# Implement a y-ceiling on a slope function without domains

I'm working on a computer software application, dealing with very large quantities of numeric data, and I'd prefer to remove the domain conditions from this graph to help boost performance.

Right now I'm looking at slope functions, with a ceiling set for y.
For example:
y = x / 4 for x <= 16
y = 16 / 4 for x > 16

I've noticed that there are other relatively simple functions that naturally enforce a ceiling for y, without any domains.
For example:
y = 4 - sqrt( 16 - ( x^2 / 16 ) )

What is going on here that gives y a ceiling?
In general, what are some simple ways to enforce a ceiling, or potentially a floor?

I understand that computing the domain condition might be the best-performing option in many cases, but this can also be dependent on the complexity of the input for x, as well as dependent on the number of domains needed, etc.
Therefore we'd like to keep on hand some simple alternatives to domains, that we can test on a case-by-case basis to see which calculations perform best in different contexts.

• why not consider the ceiling/floor functions directly? – gt6989b Jun 21 '15 at 19:56

In your example $$y=4-\sqrt{16-\frac{x^2}{16}}$$ $y$ has both a ceiling and a floor. The ceiling is $y\le 4$ since it is found by subtracting a nonnegative number from $4$. Remember, the principal square root is never below zero, so subtracting it from something always keeps it the same or reduces it: it never increases. So $y$ is at most $4$.

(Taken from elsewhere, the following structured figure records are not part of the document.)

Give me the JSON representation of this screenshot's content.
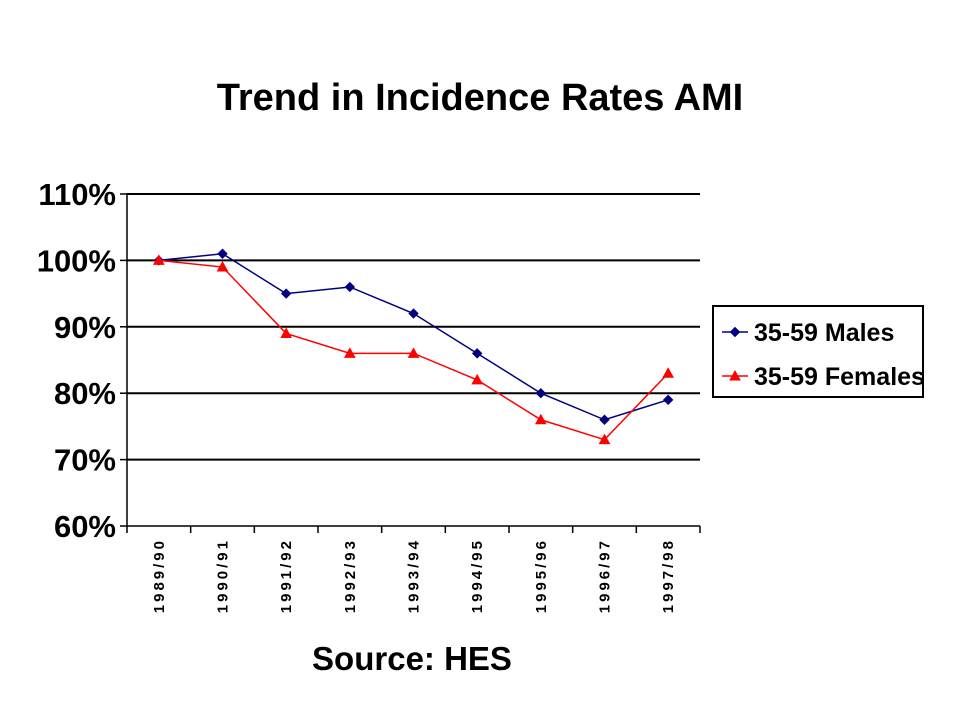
{
  "chart_data": {
    "type": "line",
    "title": "Trend in Incidence Rates AMI",
    "xlabel": "",
    "ylabel": "",
    "categories": [
      "1989/90",
      "1990/91",
      "1991/92",
      "1992/93",
      "1993/94",
      "1994/95",
      "1995/96",
      "1996/97",
      "1997/98"
    ],
    "ylim": [
      60,
      110
    ],
    "y_ticks": [
      "110%",
      "100%",
      "90%",
      "80%",
      "70%",
      "60%"
    ],
    "y_tick_values": [
      110,
      100,
      90,
      80,
      70,
      60
    ],
    "grid": true,
    "legend_position": "right",
    "series": [
      {
        "name": "35-59 Males",
        "values": [
          100,
          101,
          95,
          96,
          92,
          86,
          80,
          76,
          79
        ],
        "color": "#000080",
        "marker": "diamond"
      },
      {
        "name": "35-59 Females",
        "values": [
          100,
          99,
          89,
          86,
          86,
          82,
          76,
          73,
          83
        ],
        "color": "#ff0000",
        "marker": "triangle"
      }
    ]
  },
  "source": "Source: HES"
}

In your example $y$ also has a floor of $y\ge 0$. This is because the only expression for $x$ is $x^2$ which itself has a natural floor of $0$. Therefore $\frac{x^2}{16}$ has the floor $0$ and $-\frac{x^2}{16}$ has the ceiling $0$ due to the minus sign. Then $16-\frac{x^2}{16}$ has the ceiling $16$, $\sqrt{16-\frac{x^2}{16}}$ has the ceiling $4$, $-\sqrt{16-\frac{x^2}{16}}$ has the floor $-4$ (notice another minus sign), and $4-\sqrt{16-\frac{x^2}{16}}$ has the floor $0$.

In summary, $y$ is limited to $0\le y\le 4$.

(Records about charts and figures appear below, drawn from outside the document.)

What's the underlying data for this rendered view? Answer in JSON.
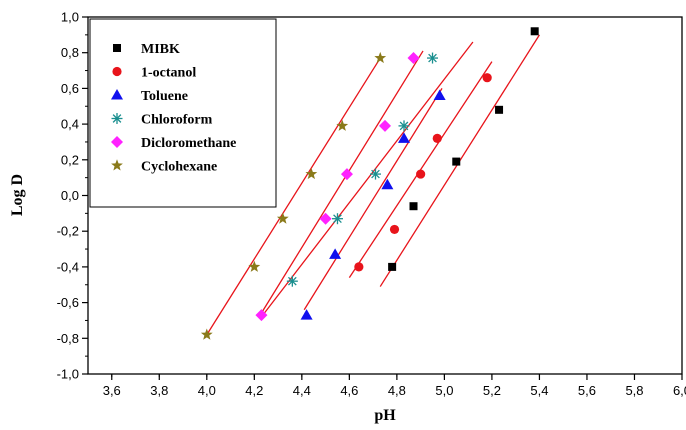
{
  "chart_data": {
    "type": "scatter",
    "xlabel": "pH",
    "ylabel": "Log D",
    "xlim": [
      3.5,
      6.0
    ],
    "ylim": [
      -1.0,
      1.0
    ],
    "x_ticks": [
      "3,6",
      "3,8",
      "4,0",
      "4,2",
      "4,4",
      "4,6",
      "4,8",
      "5,0",
      "5,2",
      "5,4",
      "5,6",
      "5,8",
      "6,0"
    ],
    "y_ticks": [
      "-1,0",
      "-0,8",
      "-0,6",
      "-0,4",
      "-0,2",
      "0,0",
      "0,2",
      "0,4",
      "0,6",
      "0,8",
      "1,0"
    ],
    "grid": false,
    "legend_position": "top-left",
    "fit_line_color": "#e8141b",
    "series": [
      {
        "name": "MIBK",
        "marker": "square",
        "color": "#000000",
        "points": [
          [
            4.78,
            -0.4
          ],
          [
            4.87,
            -0.06
          ],
          [
            5.05,
            0.19
          ],
          [
            5.23,
            0.48
          ],
          [
            5.38,
            0.92
          ]
        ],
        "fit": [
          [
            4.73,
            -0.51
          ],
          [
            5.4,
            0.9
          ]
        ]
      },
      {
        "name": "1-octanol",
        "marker": "circle",
        "color": "#e8141b",
        "points": [
          [
            4.64,
            -0.4
          ],
          [
            4.79,
            -0.19
          ],
          [
            4.9,
            0.12
          ],
          [
            4.97,
            0.32
          ],
          [
            5.18,
            0.66
          ]
        ],
        "fit": [
          [
            4.6,
            -0.46
          ],
          [
            5.2,
            0.75
          ]
        ]
      },
      {
        "name": "Toluene",
        "marker": "triangle",
        "color": "#1010ee",
        "points": [
          [
            4.42,
            -0.67
          ],
          [
            4.54,
            -0.33
          ],
          [
            4.76,
            0.06
          ],
          [
            4.83,
            0.32
          ],
          [
            4.98,
            0.56
          ]
        ],
        "fit": [
          [
            4.41,
            -0.64
          ],
          [
            4.99,
            0.6
          ]
        ]
      },
      {
        "name": "Chloroform",
        "marker": "asterisk",
        "color": "#1a8f8f",
        "points": [
          [
            4.36,
            -0.48
          ],
          [
            4.55,
            -0.13
          ],
          [
            4.71,
            0.12
          ],
          [
            4.83,
            0.39
          ],
          [
            4.95,
            0.77
          ]
        ],
        "fit": [
          [
            4.23,
            -0.68
          ],
          [
            5.12,
            0.86
          ]
        ]
      },
      {
        "name": "Dicloromethane",
        "marker": "diamond",
        "color": "#ff22ff",
        "points": [
          [
            4.23,
            -0.67
          ],
          [
            4.5,
            -0.13
          ],
          [
            4.59,
            0.12
          ],
          [
            4.75,
            0.39
          ],
          [
            4.87,
            0.77
          ]
        ],
        "fit": [
          [
            4.22,
            -0.68
          ],
          [
            4.91,
            0.81
          ]
        ]
      },
      {
        "name": "Cyclohexane",
        "marker": "star",
        "color": "#8a7a1a",
        "points": [
          [
            4.0,
            -0.78
          ],
          [
            4.2,
            -0.4
          ],
          [
            4.32,
            -0.13
          ],
          [
            4.44,
            0.12
          ],
          [
            4.57,
            0.39
          ],
          [
            4.73,
            0.77
          ]
        ],
        "fit": [
          [
            4.0,
            -0.78
          ],
          [
            4.73,
            0.77
          ]
        ]
      }
    ]
  }
}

The floor and ceiling were set by calculating a square and a square root. Notice that the ceiling was set by taking a square root. If $x$ is greater than $16$ or less than $-16$ then the computer tries to take the square root of a negative number, notices an error, then simply does not plot any point for that value of $x$. That is why your graph has a ceiling and floor for $x$.

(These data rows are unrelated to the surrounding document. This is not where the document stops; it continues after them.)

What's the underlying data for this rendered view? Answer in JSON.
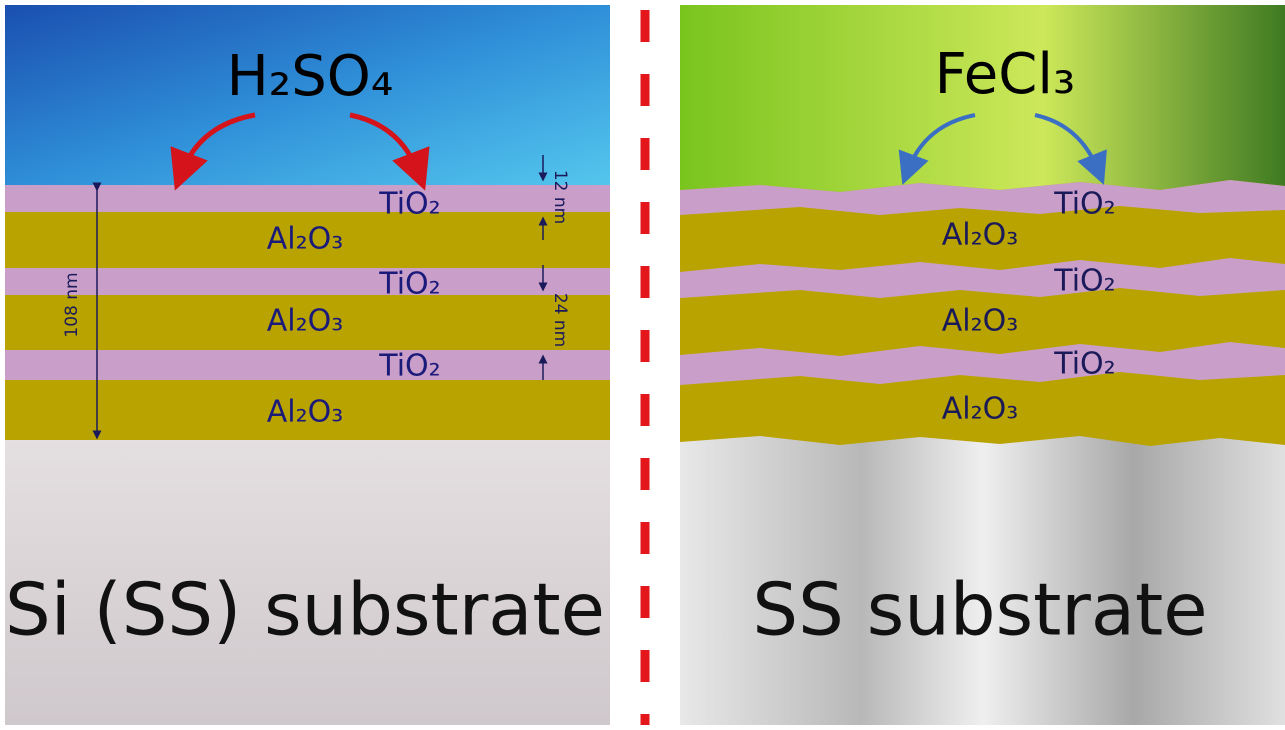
{
  "left": {
    "reagent": "H₂SO₄",
    "layers": [
      "TiO₂",
      "Al₂O₃",
      "TiO₂",
      "Al₂O₃",
      "TiO₂",
      "Al₂O₃"
    ],
    "dimensions": [
      "108 nm",
      "12 nm",
      "24 nm"
    ],
    "substrate": "Si (SS) substrate"
  },
  "right": {
    "reagent": "FeCl₃",
    "layers": [
      "TiO₂",
      "Al₂O₃",
      "TiO₂",
      "Al₂O₃",
      "TiO₂",
      "Al₂O₃"
    ],
    "substrate": "SS substrate"
  }
}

Note that for $x$ outside its range, the computer still tries to calculate a value of $y$. That wastes time and slows the graph down. Therefore, if your concern is performance, this is a lousy way to set bounds on $x$. You are much better off telling the computer to only do the calculations for $x$ in its range.

Finally, there are other ways to limit the graph other than to say "for $x\le 16$" but those ways will almost certainly be slower. Here is one way to get your graph that works but will be slow:

$$y=\frac x4+0\cdot\sqrt{16-x}$$

That will guarantee $x\le 16$ but is a lousy way to do so.